If there’s trouble in paradise between Beyoncé and Jay Z, they certainly didn’t show it. It was Blue Ivy’s first appearance on TV, which was ironic because it was on the show back in 2011 that Beyoncé announced her pregnancy to the world.
Another poignant moment from the show was when Miley Cyrus took home video of the year for “Wrecking Ball” and let a young homeless man named Jessie accept the award on behalf of the 1.6 million runaways and homeless youth in the United States.
Jessie claimed that Los Angeles has the largest population of homeless youth in America and urged people to go to Cyrus’ Facebook page to raise awareness and funds to end youth homelessness.

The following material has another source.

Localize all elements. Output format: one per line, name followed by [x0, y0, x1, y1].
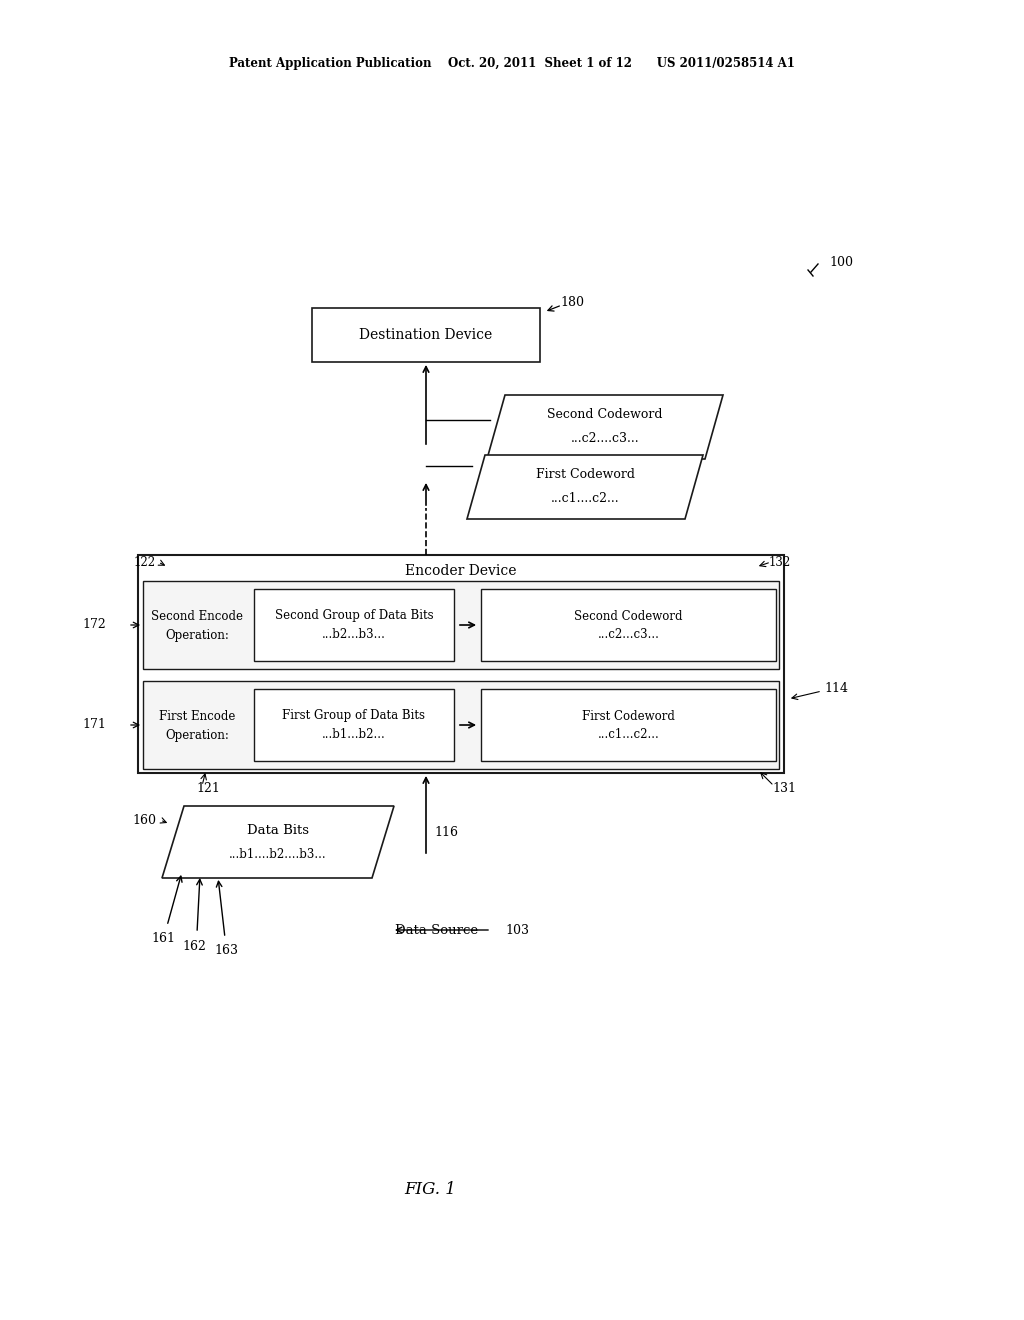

Last year Cyrus’ controversial performance with Robin Thicke stole the show, and I give her credit for finding another way to stay in the limelight while advocating a cause she believes in.
Say what you want about Cyrus’ twerking and tongue-wagging, she sure knows how to be a class act (and cry on cue) when the occasion calls for it.
The night also featured a serious social message. Rapper-actor Common held a moment of silence for Michael Brown, the unarmed 18-year-old who was fatally shot by a police officer on Aug. 9, before he presented the award for best hip-hop video.
Later, a 15-second spot aired alluding to the shooting in Ferguson, Missouri, urging viewers to take action to eliminate bias.
Other notable moments: Nicki Minaj suffered a wardrobe malfunction during the opening of the show while performing “Bang Bang” with Ariana Grande and Jessie J. Apparently, she ran out of time changing costumes and had to hold the front of her dress together. I’ll say this, she didn’t miss a beat.
Katy Perry won best female video for “Dark Horse” with Juicy J, but it was her outfit that everyone was talking about. Perry showed up to the awards with Riff Raff, imitating an extremely iconic moment in red carpet history: Britney Spears and Justin Timberlake’s matching denim outfits from the 2001 American Music Awards.
Perry said this about her wardrobe choice on Twitter, “I must admit my outfit is a result of my love for nostalgia and my tumblr addiction.” Perry admitted that she was going for the “best worst dressed.” I’d say she accomplished that goal.
Overall the VMAs were pretty tame compared to years past, but it was inspiring to see women rule the night. The ladies even dominated by winning 63 percent of the awards.